Emily Patrick (born 4 October 1959) is a British figurative painter.

==Biography==

Patrick grew up on a sheep farm in Kent. She studied architecture at the Architectural Association and Cambridge University.

She paints in oil and tempera on gesso on wood. Her first solo exhibition at Thomas Agnew & Sons was the first in the gallery's history to sell out within three days.

In 1987, she was commissioned to paint Diana, Princess of Wales for the Royal Hampshire Regiment. In 1988 she exhibited as a finalist in the BP Portrait Award at the National Portrait Gallery and in 1989 she won the Carroll Foundation Award of the Royal Society of Portrait Painters for the most promising portrait by an artist under 30. Since 1995 she has exhibited independently every two to three years in London and New York.

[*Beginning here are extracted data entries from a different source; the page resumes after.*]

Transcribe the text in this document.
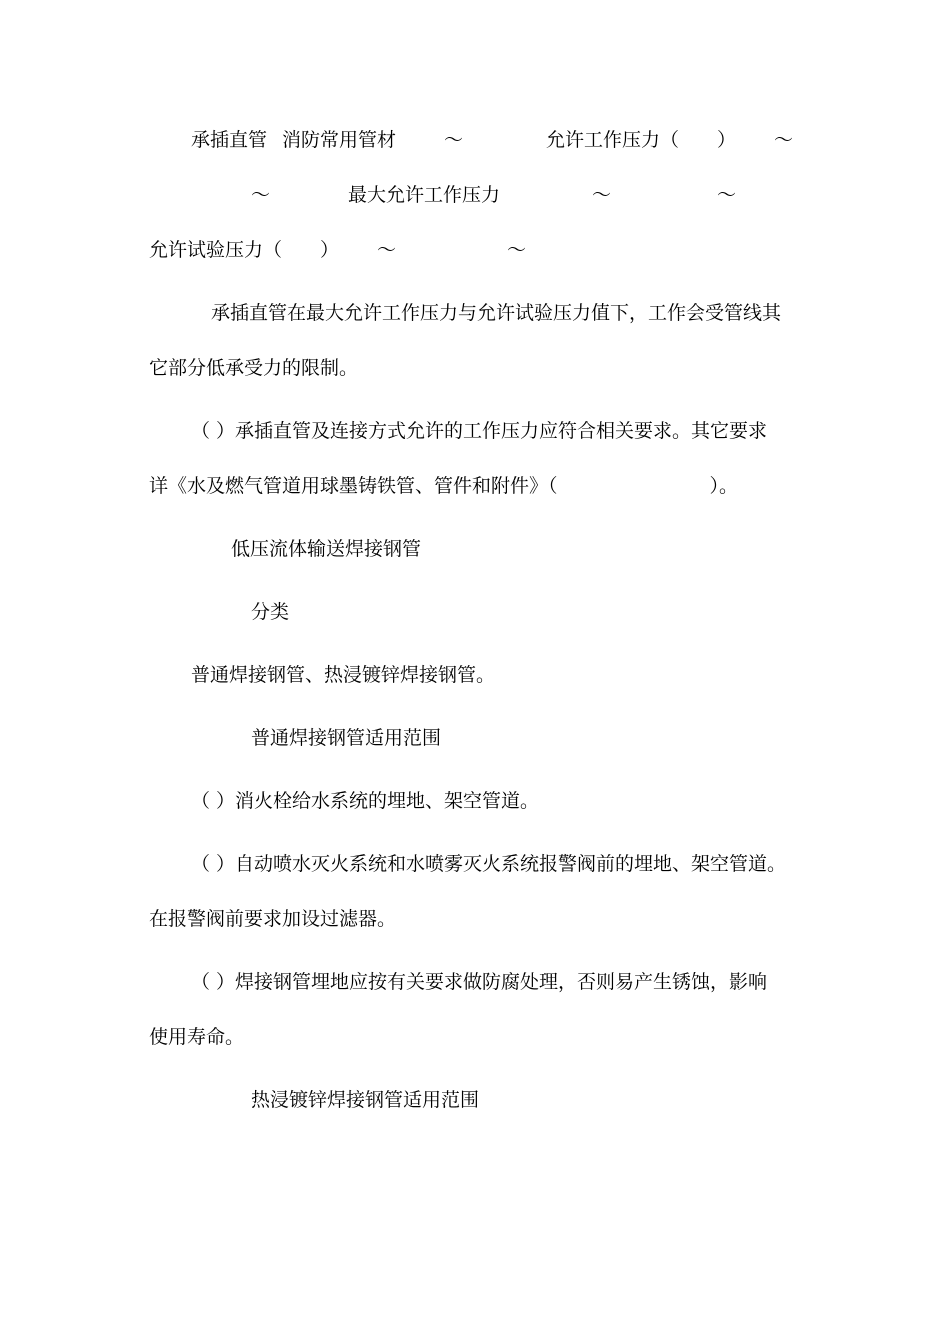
承插直管 消防常用管材	～	允许工作压力（　　） ～
～	最大允许工作压力	～	～
允许试验压力（　　） ～	～

承插直管在最大允许工作压力与允许试验压力值下，工作会受管线其

它部分低承受力的限制。

（ ）承插直管及连接方式允许的工作压力应符合相关要求。其它要求

详《水及燃气管道用球墨铸铁管、管件和附件》（　　　　　　　　）。

低压流体输送焊接钢管

分类

普通焊接钢管、热浸镀锌焊接钢管。

普通焊接钢管适用范围

（ ）消火栓给水系统的埋地、架空管道。

（ ）自动喷水灭火系统和水喷雾灭火系统报警阀前的埋地、架空管道。

在报警阀前要求加设过滤器。

（ ）焊接钢管埋地应按有关要求做防腐处理，否则易产生锈蚀，影响

使用寿命。

热浸镀锌焊接钢管适用范围
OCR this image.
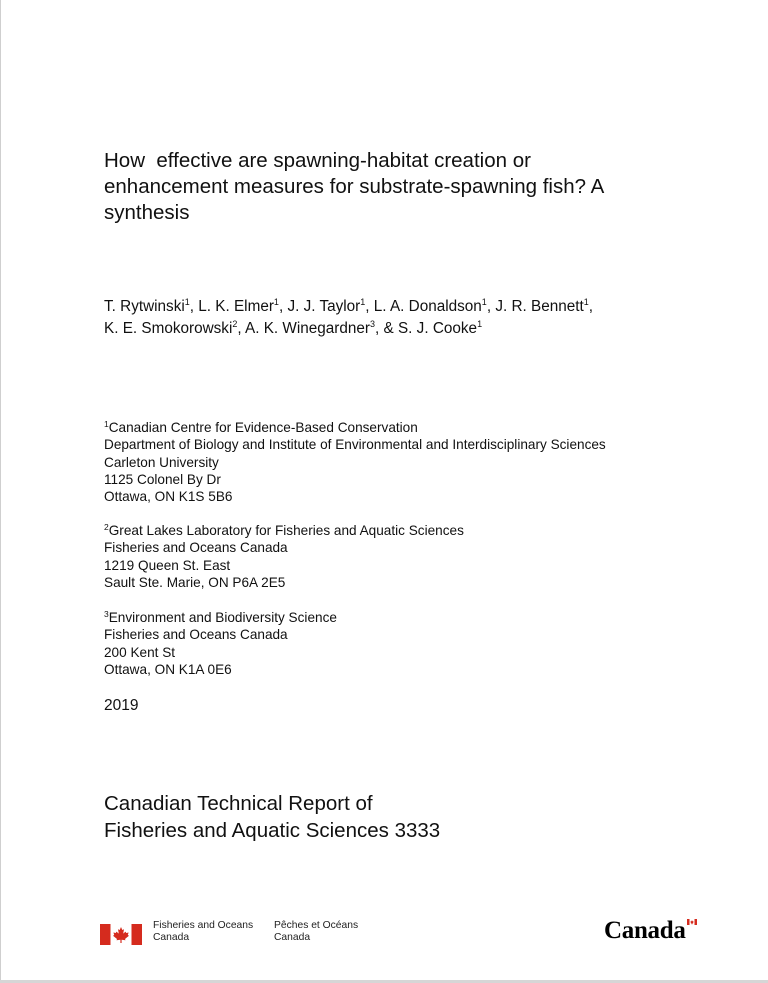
How  effective are spawning-habitat creation or
enhancement measures for substrate-spawning fish? A
synthesis
T. Rytwinski$^1$, L. K. Elmer$^1$, J. J. Taylor$^1$, L. A. Donaldson$^1$, J. R. Bennett$^1$,
K. E. Smokorowski$^2$, A. K. Winegardner$^3$, & S. J. Cooke$^1$
$^1$Canadian Centre for Evidence-Based Conservation
Department of Biology and Institute of Environmental and Interdisciplinary Sciences
Carleton University
1125 Colonel By Dr
Ottawa, ON K1S 5B6
$^2$Great Lakes Laboratory for Fisheries and Aquatic Sciences
Fisheries and Oceans Canada
1219 Queen St. East
Sault Ste. Marie, ON P6A 2E5
$^3$Environment and Biodiversity Science
Fisheries and Oceans Canada
200 Kent St
Ottawa, ON K1A 0E6
2019
Canadian Technical Report of
Fisheries and Aquatic Sciences 3333
Fisheries and Oceans
Canada
Pêches et Océans
Canada	Canada
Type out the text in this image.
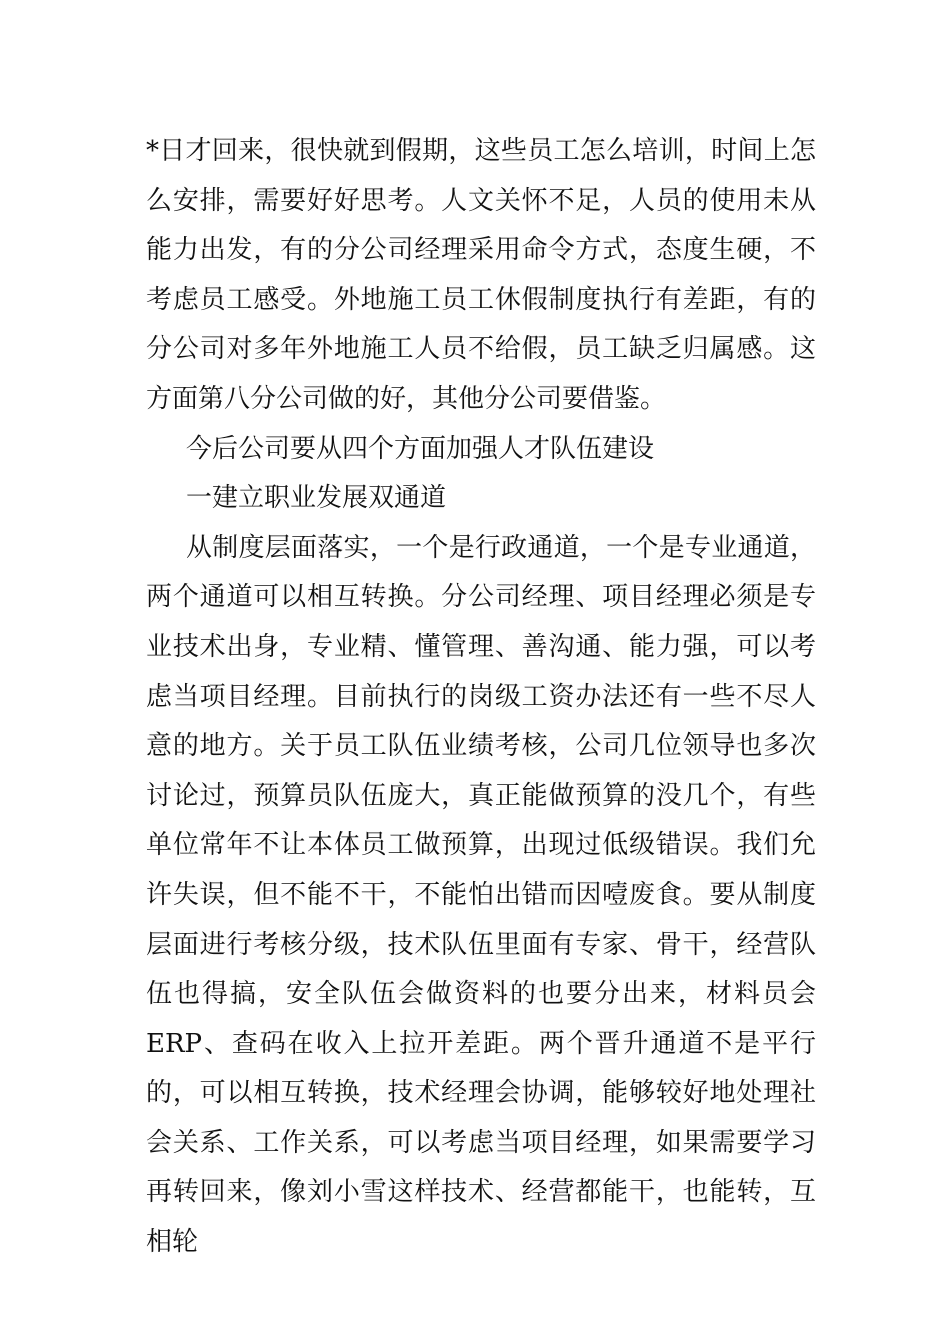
*日才回来，很快就到假期，这些员工怎么培训，时间上怎么安排，需要好好思考。人文关怀不足，人员的使用未从能力出发，有的分公司经理采用命令方式，态度生硬，不考虑员工感受。外地施工员工休假制度执行有差距，有的分公司对多年外地施工人员不给假，员工缺乏归属感。这方面第八分公司做的好，其他分公司要借鉴。

今后公司要从四个方面加强人才队伍建设

一建立职业发展双通道

从制度层面落实，一个是行政通道，一个是专业通道，两个通道可以相互转换。分公司经理、项目经理必须是专业技术出身，专业精、懂管理、善沟通、能力强，可以考虑当项目经理。目前执行的岗级工资办法还有一些不尽人意的地方。关于员工队伍业绩考核，公司几位领导也多次讨论过，预算员队伍庞大，真正能做预算的没几个，有些单位常年不让本体员工做预算，出现过低级错误。我们允许失误，但不能不干，不能怕出错而因噎废食。要从制度层面进行考核分级，技术队伍里面有专家、骨干，经营队伍也得搞，安全队伍会做资料的也要分出来，材料员会ERP、查码在收入上拉开差距。两个晋升通道不是平行的，可以相互转换，技术经理会协调，能够较好地处理社会关系、工作关系，可以考虑当项目经理，如果需要学习再转回来，像刘小雪这样技术、经营都能干，也能转，互相轮
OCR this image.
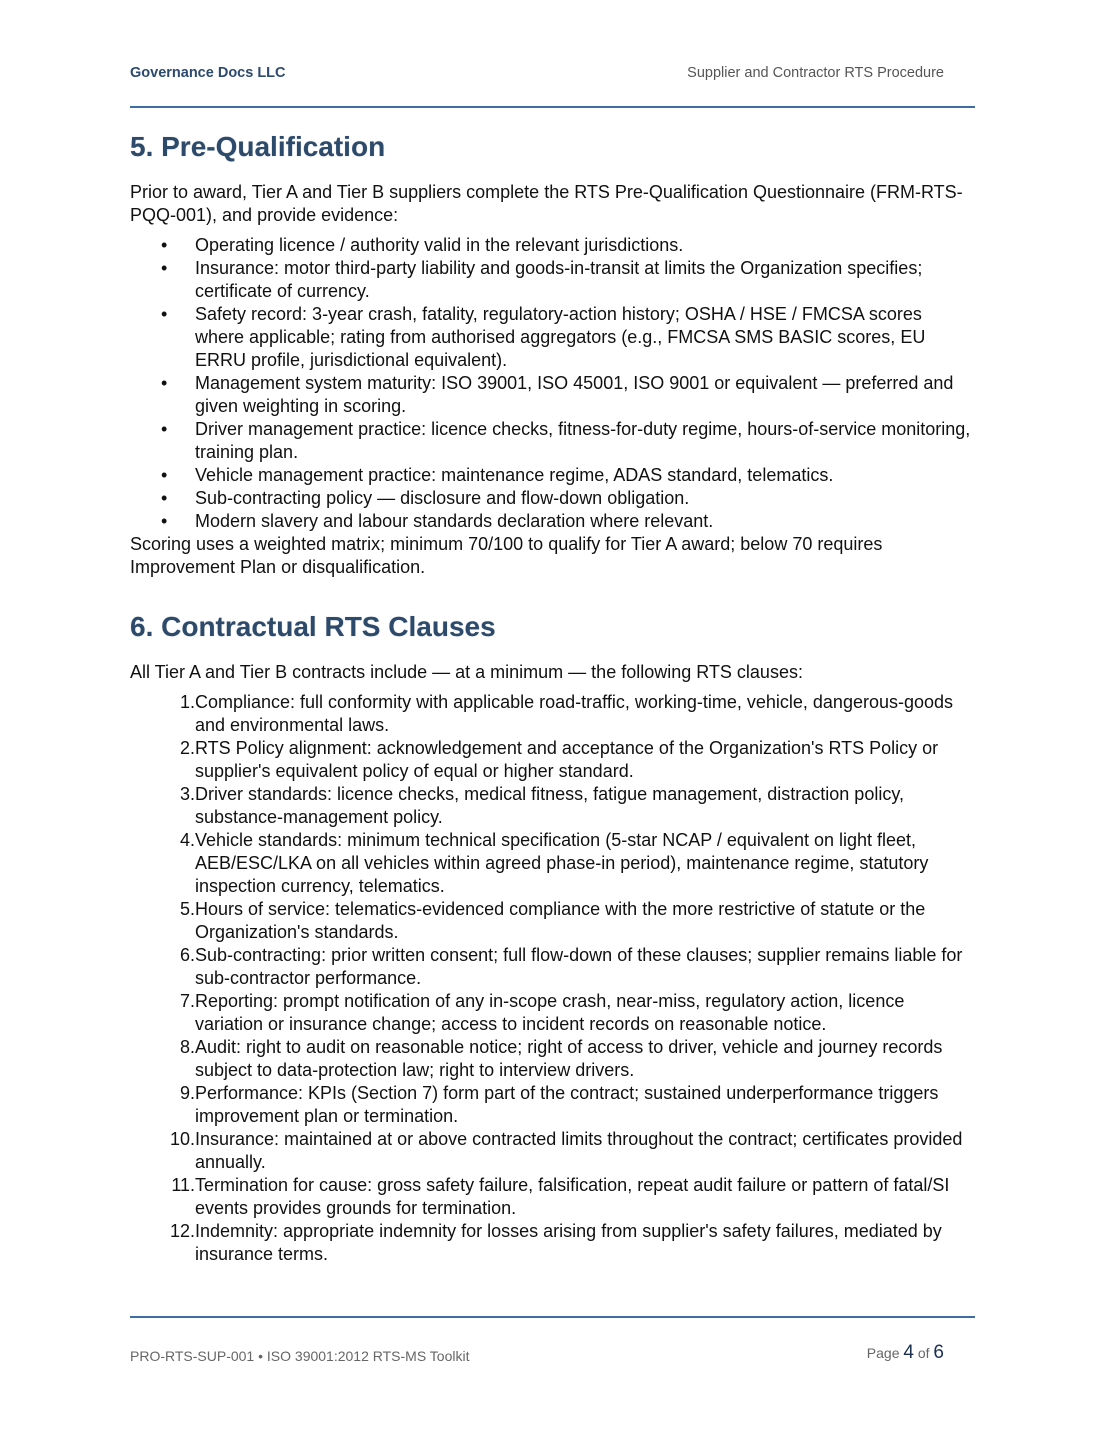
Governance Docs LLC	Supplier and Contractor RTS Procedure
5. Pre-Qualification

Prior to award, Tier A and Tier B suppliers complete the RTS Pre-Qualification Questionnaire (FRM-RTS-PQQ-001), and provide evidence:

• Operating licence / authority valid in the relevant jurisdictions.
• Insurance: motor third-party liability and goods-in-transit at limits the Organization specifies; certificate of currency.
• Safety record: 3-year crash, fatality, regulatory-action history; OSHA / HSE / FMCSA scores where applicable; rating from authorised aggregators (e.g., FMCSA SMS BASIC scores, EU ERRU profile, jurisdictional equivalent).
• Management system maturity: ISO 39001, ISO 45001, ISO 9001 or equivalent — preferred and given weighting in scoring.
• Driver management practice: licence checks, fitness-for-duty regime, hours-of-service monitoring, training plan.
• Vehicle management practice: maintenance regime, ADAS standard, telematics.
• Sub-contracting policy — disclosure and flow-down obligation.
• Modern slavery and labour standards declaration where relevant.

Scoring uses a weighted matrix; minimum 70/100 to qualify for Tier A award; below 70 requires Improvement Plan or disqualification.

6. Contractual RTS Clauses

All Tier A and Tier B contracts include — at a minimum — the following RTS clauses:

1. Compliance: full conformity with applicable road-traffic, working-time, vehicle, dangerous-goods and environmental laws.
2. RTS Policy alignment: acknowledgement and acceptance of the Organization's RTS Policy or supplier's equivalent policy of equal or higher standard.
3. Driver standards: licence checks, medical fitness, fatigue management, distraction policy, substance-management policy.
4. Vehicle standards: minimum technical specification (5-star NCAP / equivalent on light fleet, AEB/ESC/LKA on all vehicles within agreed phase-in period), maintenance regime, statutory inspection currency, telematics.
5. Hours of service: telematics-evidenced compliance with the more restrictive of statute or the Organization's standards.
6. Sub-contracting: prior written consent; full flow-down of these clauses; supplier remains liable for sub-contractor performance.
7. Reporting: prompt notification of any in-scope crash, near-miss, regulatory action, licence variation or insurance change; access to incident records on reasonable notice.
8. Audit: right to audit on reasonable notice; right of access to driver, vehicle and journey records subject to data-protection law; right to interview drivers.
9. Performance: KPIs (Section 7) form part of the contract; sustained underperformance triggers improvement plan or termination.
10. Insurance: maintained at or above contracted limits throughout the contract; certificates provided annually.
11. Termination for cause: gross safety failure, falsification, repeat audit failure or pattern of fatal/SI events provides grounds for termination.
12. Indemnity: appropriate indemnity for losses arising from supplier's safety failures, mediated by insurance terms.
PRO-RTS-SUP-001 • ISO 39001:2012 RTS-MS Toolkit	Page 4 of 6
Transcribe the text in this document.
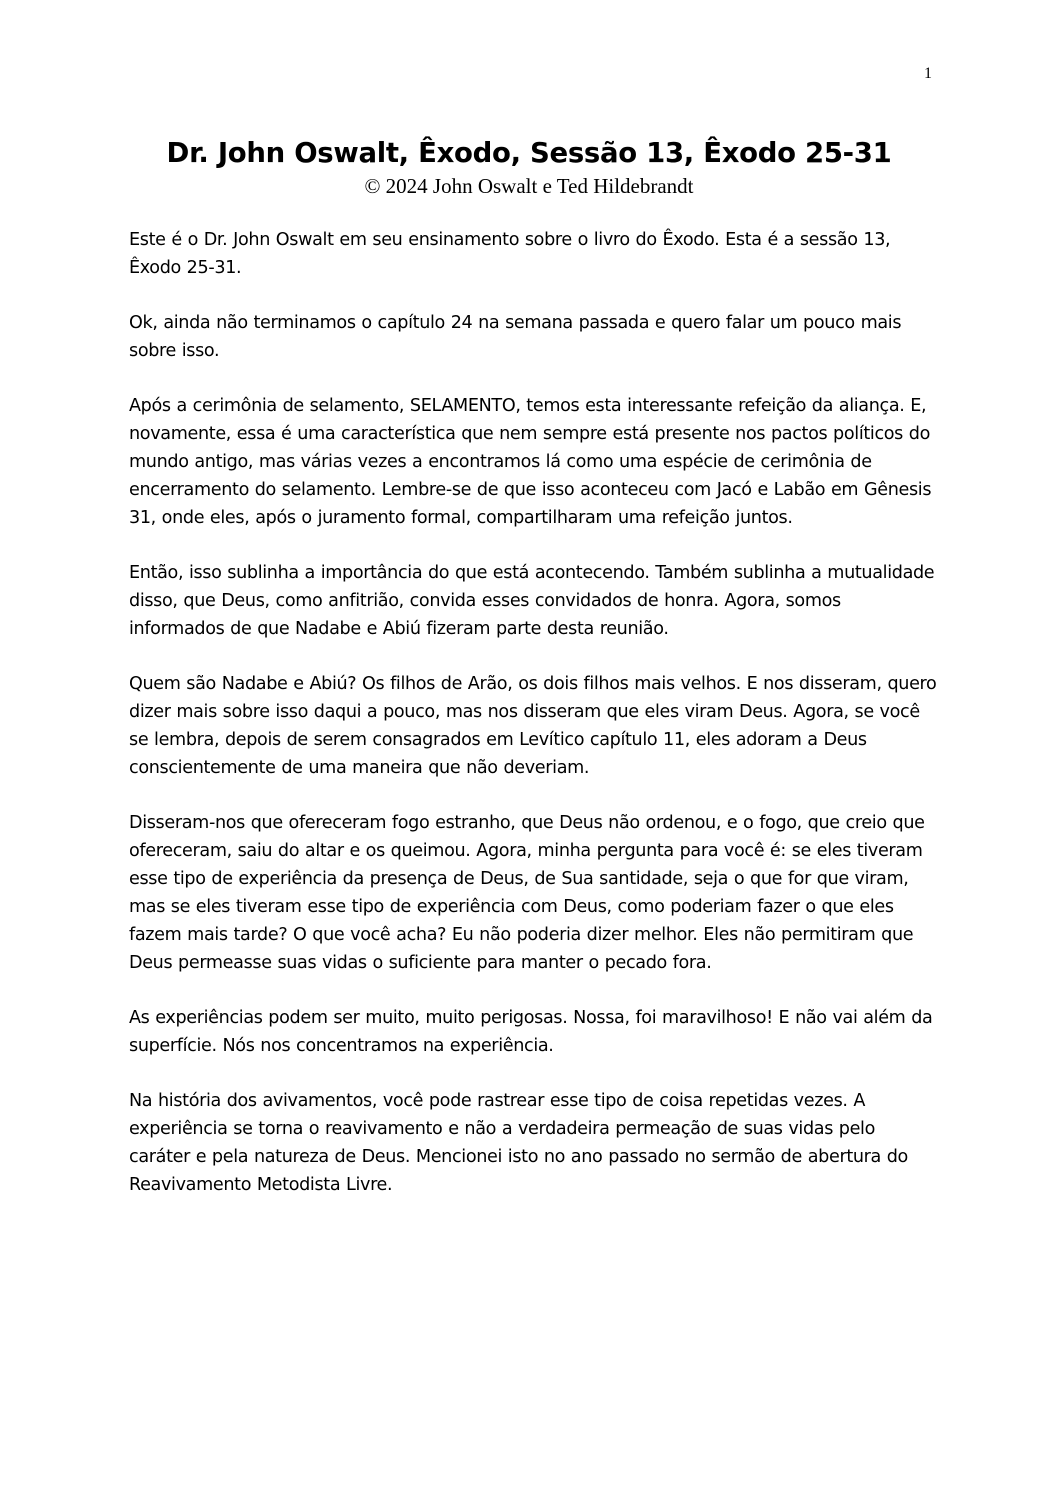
1
Dr. John Oswalt, Êxodo, Sessão 13, Êxodo 25-31
© 2024 John Oswalt e Ted Hildebrandt

Este é o Dr. John Oswalt em seu ensinamento sobre o livro do Êxodo. Esta é a sessão 13, Êxodo 25-31.

Ok, ainda não terminamos o capítulo 24 na semana passada e quero falar um pouco mais sobre isso.

Após a cerimônia de selamento, SELAMENTO, temos esta interessante refeição da aliança. E, novamente, essa é uma característica que nem sempre está presente nos pactos políticos do mundo antigo, mas várias vezes a encontramos lá como uma espécie de cerimônia de encerramento do selamento. Lembre-se de que isso aconteceu com Jacó e Labão em Gênesis 31, onde eles, após o juramento formal, compartilharam uma refeição juntos.

Então, isso sublinha a importância do que está acontecendo. Também sublinha a mutualidade disso, que Deus, como anfitrião, convida esses convidados de honra. Agora, somos informados de que Nadabe e Abiú fizeram parte desta reunião.

Quem são Nadabe e Abiú? Os filhos de Arão, os dois filhos mais velhos. E nos disseram, quero dizer mais sobre isso daqui a pouco, mas nos disseram que eles viram Deus. Agora, se você se lembra, depois de serem consagrados em Levítico capítulo 11, eles adoram a Deus conscientemente de uma maneira que não deveriam.

Disseram-nos que ofereceram fogo estranho, que Deus não ordenou, e o fogo, que creio que ofereceram, saiu do altar e os queimou. Agora, minha pergunta para você é: se eles tiveram esse tipo de experiência da presença de Deus, de Sua santidade, seja o que for que viram, mas se eles tiveram esse tipo de experiência com Deus, como poderiam fazer o que eles fazem mais tarde? O que você acha? Eu não poderia dizer melhor. Eles não permitiram que Deus permeasse suas vidas o suficiente para manter o pecado fora.

As experiências podem ser muito, muito perigosas. Nossa, foi maravilhoso! E não vai além da superfície. Nós nos concentramos na experiência.

Na história dos avivamentos, você pode rastrear esse tipo de coisa repetidas vezes. A experiência se torna o reavivamento e não a verdadeira permeação de suas vidas pelo caráter e pela natureza de Deus. Mencionei isto no ano passado no sermão de abertura do Reavivamento Metodista Livre.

Collections holding Patrick’s works include The Princess of Wales's Royal Regiment, the Women's Art Collection at Murray Edwards College, Cambridge, Winchester College, and the Royal College of Psychiatrists, and her portraits have included Lord Cottesloe, Emma Hope, Jonathan Bate, Mark Rylance, and Justo Gallego Martínez.

Patrick lives in Greenwich and is married to Michael Perry, who frames her paintings. They have three children.